Il s’avère encore plus regrettable que nos politiciens se révèlent des marionnettes entre leurs mains. Les Premiers ministres, de sir Anerood Jugnauth à son fils, Pravind Jugnauth, en passant par Navin Ramgoolam et Paul Bérenger, se montrent particulièrement vulnérables à leurs pressions sectaires.
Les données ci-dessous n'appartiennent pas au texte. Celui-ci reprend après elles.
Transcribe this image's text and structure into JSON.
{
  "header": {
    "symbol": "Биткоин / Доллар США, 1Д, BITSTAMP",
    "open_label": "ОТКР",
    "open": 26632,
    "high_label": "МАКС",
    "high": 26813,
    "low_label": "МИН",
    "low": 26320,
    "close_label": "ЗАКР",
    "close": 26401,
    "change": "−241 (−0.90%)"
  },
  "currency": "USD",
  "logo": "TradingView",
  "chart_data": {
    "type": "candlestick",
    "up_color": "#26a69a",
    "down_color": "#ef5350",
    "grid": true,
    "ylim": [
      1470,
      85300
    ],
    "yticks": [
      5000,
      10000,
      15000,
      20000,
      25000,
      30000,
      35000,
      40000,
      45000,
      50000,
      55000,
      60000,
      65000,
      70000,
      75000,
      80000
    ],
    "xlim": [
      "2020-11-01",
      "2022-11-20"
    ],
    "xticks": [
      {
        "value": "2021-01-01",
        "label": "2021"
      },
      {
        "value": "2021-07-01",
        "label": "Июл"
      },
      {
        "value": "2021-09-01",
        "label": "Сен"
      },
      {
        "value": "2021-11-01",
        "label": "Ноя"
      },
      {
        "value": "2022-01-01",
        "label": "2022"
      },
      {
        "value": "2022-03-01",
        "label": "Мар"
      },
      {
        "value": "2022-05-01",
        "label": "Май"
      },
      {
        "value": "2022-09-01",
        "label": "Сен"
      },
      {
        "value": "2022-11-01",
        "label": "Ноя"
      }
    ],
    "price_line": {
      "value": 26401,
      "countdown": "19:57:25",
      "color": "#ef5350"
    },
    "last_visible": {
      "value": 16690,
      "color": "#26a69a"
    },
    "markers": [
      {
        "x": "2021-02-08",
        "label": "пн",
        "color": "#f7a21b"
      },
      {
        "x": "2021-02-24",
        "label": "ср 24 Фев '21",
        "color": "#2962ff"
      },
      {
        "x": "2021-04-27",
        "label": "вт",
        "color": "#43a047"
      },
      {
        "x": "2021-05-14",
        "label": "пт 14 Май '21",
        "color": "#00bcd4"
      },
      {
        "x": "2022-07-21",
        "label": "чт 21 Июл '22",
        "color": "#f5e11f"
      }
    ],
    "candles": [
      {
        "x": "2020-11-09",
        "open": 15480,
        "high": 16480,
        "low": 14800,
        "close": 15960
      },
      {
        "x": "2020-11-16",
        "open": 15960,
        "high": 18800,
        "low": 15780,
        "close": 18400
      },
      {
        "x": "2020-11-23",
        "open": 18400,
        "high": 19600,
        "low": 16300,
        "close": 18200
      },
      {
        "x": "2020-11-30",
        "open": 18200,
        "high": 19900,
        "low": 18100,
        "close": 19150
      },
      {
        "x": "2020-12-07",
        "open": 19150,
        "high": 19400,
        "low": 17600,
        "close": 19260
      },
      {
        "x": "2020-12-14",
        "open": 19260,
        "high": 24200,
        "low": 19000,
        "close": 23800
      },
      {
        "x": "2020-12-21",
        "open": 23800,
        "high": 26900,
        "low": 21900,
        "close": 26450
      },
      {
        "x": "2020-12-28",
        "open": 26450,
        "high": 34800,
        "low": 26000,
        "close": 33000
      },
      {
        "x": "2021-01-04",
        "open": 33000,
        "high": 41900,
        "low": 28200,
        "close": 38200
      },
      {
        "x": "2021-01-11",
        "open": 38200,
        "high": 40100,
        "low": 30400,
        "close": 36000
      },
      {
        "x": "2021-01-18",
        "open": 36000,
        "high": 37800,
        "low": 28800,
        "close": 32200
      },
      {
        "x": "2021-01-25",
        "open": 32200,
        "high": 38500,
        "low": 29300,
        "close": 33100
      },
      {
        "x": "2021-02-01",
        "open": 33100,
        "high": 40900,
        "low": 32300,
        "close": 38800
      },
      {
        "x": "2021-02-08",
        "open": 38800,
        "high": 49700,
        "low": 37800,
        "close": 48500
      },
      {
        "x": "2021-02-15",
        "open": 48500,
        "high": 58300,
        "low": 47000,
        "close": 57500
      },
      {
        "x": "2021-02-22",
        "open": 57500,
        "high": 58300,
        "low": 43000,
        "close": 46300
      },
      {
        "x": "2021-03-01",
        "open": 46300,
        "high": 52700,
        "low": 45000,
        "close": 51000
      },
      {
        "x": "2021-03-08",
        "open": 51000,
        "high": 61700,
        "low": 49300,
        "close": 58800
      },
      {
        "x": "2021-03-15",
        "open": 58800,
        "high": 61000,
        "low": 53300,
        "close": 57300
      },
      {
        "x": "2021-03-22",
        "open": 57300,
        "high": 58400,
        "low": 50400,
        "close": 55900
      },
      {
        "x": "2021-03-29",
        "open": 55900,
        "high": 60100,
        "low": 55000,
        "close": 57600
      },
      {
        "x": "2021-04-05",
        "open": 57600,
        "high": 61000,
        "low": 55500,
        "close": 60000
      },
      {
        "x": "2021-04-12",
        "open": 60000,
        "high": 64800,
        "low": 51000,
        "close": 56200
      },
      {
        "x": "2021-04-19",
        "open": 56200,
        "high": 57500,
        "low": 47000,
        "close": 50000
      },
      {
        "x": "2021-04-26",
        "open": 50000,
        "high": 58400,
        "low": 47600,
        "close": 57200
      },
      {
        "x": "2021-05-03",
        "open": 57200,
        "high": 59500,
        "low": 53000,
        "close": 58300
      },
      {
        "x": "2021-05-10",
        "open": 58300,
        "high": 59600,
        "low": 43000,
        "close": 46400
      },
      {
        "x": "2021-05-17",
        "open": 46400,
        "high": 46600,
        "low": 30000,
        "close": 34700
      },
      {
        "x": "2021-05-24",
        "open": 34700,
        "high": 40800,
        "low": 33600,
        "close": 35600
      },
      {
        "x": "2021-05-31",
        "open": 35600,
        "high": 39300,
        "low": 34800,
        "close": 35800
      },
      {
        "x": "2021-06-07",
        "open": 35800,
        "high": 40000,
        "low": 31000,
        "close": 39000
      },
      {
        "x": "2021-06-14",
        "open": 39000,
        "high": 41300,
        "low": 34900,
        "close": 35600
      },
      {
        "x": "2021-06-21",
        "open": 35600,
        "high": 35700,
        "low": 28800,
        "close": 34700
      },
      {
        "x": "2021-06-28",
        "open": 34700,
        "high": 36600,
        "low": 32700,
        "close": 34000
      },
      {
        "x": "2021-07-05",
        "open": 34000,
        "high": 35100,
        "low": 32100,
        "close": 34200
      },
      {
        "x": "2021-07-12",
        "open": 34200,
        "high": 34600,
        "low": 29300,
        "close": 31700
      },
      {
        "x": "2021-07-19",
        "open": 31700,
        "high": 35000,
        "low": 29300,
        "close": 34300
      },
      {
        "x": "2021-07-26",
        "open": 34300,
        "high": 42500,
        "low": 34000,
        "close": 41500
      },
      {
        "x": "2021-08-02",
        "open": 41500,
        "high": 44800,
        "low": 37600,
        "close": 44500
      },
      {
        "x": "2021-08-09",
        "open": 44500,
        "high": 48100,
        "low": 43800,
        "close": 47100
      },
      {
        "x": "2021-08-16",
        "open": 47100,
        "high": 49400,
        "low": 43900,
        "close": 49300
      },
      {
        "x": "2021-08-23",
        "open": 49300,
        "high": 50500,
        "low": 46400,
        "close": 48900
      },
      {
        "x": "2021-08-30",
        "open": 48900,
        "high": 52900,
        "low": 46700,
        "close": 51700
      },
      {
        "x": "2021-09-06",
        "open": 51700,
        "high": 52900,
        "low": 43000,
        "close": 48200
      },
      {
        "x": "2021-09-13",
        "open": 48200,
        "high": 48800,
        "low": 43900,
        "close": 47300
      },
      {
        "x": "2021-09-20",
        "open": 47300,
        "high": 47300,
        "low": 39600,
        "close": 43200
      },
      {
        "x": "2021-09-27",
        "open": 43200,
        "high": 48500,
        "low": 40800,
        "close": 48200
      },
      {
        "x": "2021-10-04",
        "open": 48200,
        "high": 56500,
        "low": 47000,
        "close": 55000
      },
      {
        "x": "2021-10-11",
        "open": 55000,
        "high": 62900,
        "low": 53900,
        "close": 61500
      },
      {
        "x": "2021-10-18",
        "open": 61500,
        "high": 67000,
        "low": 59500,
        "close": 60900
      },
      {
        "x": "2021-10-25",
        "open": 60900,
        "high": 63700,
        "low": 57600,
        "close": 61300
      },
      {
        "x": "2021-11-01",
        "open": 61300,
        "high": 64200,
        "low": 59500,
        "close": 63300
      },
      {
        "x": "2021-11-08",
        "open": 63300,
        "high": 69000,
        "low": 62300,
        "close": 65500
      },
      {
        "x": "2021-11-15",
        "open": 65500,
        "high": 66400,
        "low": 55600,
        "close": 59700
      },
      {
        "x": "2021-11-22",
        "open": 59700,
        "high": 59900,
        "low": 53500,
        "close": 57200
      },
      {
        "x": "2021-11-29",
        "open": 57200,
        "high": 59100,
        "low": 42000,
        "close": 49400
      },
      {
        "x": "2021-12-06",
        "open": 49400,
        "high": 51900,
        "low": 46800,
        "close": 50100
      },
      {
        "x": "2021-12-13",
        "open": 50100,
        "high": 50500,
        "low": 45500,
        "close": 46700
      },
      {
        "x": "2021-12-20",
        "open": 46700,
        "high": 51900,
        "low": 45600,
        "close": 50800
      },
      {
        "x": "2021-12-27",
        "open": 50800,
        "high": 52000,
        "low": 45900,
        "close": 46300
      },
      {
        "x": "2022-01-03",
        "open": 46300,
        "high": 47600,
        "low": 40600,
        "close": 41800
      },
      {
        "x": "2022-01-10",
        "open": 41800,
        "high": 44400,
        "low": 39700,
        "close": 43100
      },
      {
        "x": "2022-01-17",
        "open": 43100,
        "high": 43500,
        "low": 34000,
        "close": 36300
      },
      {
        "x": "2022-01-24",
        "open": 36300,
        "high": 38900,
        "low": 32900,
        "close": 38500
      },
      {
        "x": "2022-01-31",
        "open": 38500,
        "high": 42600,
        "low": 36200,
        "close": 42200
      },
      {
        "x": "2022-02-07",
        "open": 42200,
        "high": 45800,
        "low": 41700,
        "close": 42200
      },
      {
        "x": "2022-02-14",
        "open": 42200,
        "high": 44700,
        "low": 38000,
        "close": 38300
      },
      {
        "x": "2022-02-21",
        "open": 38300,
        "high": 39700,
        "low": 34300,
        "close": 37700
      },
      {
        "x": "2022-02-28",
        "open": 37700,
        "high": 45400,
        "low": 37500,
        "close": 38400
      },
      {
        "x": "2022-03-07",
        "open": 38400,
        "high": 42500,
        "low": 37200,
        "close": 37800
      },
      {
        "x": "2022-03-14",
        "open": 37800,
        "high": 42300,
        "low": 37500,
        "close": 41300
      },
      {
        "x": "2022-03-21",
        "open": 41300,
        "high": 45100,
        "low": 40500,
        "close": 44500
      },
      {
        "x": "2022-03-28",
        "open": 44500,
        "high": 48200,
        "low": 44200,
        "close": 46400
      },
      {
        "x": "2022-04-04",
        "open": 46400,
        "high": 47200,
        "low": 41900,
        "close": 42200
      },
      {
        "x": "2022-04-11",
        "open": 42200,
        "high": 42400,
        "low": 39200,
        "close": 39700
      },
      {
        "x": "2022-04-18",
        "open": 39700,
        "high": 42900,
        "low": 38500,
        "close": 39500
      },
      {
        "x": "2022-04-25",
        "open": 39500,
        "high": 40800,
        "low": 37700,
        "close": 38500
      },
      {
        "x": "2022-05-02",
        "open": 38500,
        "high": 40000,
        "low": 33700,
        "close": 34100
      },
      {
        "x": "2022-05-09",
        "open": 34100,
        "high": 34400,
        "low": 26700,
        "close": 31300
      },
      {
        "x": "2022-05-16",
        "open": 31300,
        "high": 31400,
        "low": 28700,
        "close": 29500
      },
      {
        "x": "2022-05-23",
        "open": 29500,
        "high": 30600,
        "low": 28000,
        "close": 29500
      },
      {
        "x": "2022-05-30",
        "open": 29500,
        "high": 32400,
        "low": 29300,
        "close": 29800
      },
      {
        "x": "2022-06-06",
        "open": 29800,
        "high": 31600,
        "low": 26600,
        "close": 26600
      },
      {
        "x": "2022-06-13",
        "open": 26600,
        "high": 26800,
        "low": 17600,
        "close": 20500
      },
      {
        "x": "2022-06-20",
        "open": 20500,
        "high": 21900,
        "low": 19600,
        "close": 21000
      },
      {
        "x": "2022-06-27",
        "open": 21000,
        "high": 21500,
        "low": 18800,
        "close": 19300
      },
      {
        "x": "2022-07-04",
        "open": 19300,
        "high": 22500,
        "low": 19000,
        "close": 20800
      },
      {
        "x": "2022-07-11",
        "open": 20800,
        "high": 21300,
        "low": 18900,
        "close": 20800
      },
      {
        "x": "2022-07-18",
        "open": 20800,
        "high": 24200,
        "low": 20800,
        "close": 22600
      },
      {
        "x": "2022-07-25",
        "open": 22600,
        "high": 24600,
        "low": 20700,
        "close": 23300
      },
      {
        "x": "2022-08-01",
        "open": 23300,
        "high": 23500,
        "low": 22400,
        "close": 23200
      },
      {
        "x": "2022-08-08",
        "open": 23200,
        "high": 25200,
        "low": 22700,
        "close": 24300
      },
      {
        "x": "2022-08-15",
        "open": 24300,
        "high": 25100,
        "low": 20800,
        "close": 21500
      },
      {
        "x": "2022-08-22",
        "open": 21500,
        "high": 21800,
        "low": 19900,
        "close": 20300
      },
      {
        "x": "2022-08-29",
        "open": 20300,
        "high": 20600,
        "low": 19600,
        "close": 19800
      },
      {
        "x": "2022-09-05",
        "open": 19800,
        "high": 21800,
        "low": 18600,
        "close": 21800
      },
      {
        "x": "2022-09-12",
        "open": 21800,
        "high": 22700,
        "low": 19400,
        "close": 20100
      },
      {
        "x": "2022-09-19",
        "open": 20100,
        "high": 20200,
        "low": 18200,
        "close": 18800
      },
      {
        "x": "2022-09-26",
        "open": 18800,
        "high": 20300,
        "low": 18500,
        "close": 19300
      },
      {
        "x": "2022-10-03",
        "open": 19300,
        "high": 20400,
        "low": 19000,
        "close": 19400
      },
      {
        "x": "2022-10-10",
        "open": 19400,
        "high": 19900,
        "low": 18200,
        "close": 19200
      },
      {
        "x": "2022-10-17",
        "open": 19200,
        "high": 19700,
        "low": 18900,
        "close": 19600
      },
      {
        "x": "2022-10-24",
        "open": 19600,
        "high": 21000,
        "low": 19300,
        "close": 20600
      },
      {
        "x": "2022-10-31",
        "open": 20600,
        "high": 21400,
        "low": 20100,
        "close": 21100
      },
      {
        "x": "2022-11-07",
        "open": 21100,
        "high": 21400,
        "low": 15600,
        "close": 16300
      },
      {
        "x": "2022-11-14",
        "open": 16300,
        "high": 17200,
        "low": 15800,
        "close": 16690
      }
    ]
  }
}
Notre île est plurielle. Notre République est laïque. Notre métier de journaliste nous permet d’explorer le pays de fond en comble. Nous rencontrons, interrogeons, souvent relativisons pour comprendre autrui. Chaque jour qui passe, nos journalistes pénètrent des vies humaines, visitent des quartiers retirés, et nous comprenons ce besoin parfois de s’ériger en groupes de pression pour attirer l’attention des autorités, pour essayer d’avoir accès aux ressources insuffisantes de l’État. Ce que nous ne pouvons pas comprendre, en revanche, ce sont les lobbies sectaires qui veulent des sous de tous les contribuables afin de continuer leur action dissolvante. Et ce, alors qu’un centre culturel mauricien, ou une maison de la culture, mauricienne d’abord, universelle ensuite, pourrait jouer un rôle autrement plus important, un rôle déterminant dans la conscientisation patriotique.